On Sat, 5 Mar 2011, Adam Morris wrote:
> Try \x{8a0} instead. I think that \x normally accepts only two
> following characters, so you have to use \x{} for long hexadecimal
> numbers.
You top posted, so I have to ignore you.
Just kidding. I did try that and that didn't work either. Then I did
this...
perl -pe 's/[[:ascii:]]//g ; s/(.)/$1\n/g' file.txt | sort | uniq -c >| bad_chars.txt
...and when I looked at the resulting bad_chars.txt file in emacs again,
the characters looked different. Before they were appearing as purple
rectangles, but now they appeared as a pair of characters that looked like
this: \302\240
I could represent them exactly that way in perl and delete them. I don't
really get what was happening there.
Mike
> On Mar 5, 2011, at 20:22 , Mike Miller wrote:
>
>> On Sat, 5 Mar 2011, Jonah wrote:
>>
>>> Who wants to contribute to a list, when it may spiral off into some
>>> off-topic agonizing showboating?
>>
>> I'd do it.
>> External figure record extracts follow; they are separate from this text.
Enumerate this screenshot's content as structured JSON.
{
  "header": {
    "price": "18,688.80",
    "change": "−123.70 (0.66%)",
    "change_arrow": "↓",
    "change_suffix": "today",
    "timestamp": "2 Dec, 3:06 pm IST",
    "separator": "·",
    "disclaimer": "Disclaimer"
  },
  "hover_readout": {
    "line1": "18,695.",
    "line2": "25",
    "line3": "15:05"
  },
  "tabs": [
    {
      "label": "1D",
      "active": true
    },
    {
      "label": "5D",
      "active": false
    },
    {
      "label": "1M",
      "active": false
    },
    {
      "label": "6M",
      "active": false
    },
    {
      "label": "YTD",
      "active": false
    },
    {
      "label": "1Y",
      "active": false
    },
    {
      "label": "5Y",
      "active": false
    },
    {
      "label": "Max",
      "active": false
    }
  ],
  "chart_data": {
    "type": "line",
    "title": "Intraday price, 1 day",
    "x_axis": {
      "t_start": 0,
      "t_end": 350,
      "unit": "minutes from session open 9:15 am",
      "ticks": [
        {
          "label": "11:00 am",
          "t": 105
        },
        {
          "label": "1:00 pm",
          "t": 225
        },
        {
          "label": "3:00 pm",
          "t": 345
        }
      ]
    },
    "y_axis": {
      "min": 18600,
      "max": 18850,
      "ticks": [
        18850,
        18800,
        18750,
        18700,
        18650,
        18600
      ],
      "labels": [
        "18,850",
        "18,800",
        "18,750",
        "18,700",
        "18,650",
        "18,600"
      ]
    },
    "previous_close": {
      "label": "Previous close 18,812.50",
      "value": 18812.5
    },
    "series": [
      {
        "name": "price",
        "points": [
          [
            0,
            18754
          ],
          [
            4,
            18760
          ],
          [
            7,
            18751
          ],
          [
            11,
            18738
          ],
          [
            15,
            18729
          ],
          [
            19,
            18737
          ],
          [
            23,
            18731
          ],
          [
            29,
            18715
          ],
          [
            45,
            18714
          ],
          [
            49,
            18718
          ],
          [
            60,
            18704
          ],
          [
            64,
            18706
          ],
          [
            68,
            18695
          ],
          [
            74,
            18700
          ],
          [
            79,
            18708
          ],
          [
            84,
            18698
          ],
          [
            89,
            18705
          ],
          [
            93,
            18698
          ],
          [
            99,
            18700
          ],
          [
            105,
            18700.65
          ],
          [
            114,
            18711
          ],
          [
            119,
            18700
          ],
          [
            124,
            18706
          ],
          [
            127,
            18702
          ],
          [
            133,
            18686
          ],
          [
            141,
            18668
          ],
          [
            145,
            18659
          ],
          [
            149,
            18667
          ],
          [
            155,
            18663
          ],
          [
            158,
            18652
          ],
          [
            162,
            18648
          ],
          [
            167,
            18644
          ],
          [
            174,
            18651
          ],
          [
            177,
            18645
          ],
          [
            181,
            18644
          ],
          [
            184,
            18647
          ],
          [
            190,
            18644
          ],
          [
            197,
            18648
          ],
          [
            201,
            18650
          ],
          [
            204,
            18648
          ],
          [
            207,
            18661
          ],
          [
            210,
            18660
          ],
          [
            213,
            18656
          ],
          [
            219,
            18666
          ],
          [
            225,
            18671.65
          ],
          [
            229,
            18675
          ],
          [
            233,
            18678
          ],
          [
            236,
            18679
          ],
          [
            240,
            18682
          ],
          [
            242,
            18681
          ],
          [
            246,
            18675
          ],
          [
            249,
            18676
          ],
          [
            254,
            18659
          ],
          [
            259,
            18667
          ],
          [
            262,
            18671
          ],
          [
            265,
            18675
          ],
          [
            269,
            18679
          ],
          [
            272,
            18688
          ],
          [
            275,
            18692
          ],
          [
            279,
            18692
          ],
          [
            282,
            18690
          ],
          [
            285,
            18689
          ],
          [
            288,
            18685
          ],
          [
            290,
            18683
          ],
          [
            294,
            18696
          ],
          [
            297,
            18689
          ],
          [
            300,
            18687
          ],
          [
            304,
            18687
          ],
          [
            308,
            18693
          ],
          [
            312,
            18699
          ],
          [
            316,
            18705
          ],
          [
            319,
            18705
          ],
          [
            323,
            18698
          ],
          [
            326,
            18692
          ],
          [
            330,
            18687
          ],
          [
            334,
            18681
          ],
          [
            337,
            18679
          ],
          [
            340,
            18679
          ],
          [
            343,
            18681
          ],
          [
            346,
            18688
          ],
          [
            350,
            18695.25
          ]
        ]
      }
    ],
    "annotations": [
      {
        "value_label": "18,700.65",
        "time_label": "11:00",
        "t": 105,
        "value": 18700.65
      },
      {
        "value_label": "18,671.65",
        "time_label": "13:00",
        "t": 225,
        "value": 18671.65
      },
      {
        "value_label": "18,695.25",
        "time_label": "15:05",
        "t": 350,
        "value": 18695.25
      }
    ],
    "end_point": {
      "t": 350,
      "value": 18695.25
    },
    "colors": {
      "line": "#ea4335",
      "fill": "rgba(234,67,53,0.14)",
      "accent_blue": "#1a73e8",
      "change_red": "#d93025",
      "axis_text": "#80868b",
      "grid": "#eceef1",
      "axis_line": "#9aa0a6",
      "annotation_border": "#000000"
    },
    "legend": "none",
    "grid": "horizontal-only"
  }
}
I like it if people stay on topic, but sometimes threads
>> spin off into some random direction. It doesn't kill me.
>>
>> For example, you are writing about your personal feelings about
>> religion appearing on a technical Linux list, but I'm changing the
>> subject because I noticed a character in a text file that emacs
>> described as follows:
>>
>> 2208, #o4240, #x8a0
>>
>> I'm trying to figure out how to use perl to remove such characters from
>> a text file. It seems like it would be easy using something like
>> s/\x8a0//, but that isn't it. Anyone know?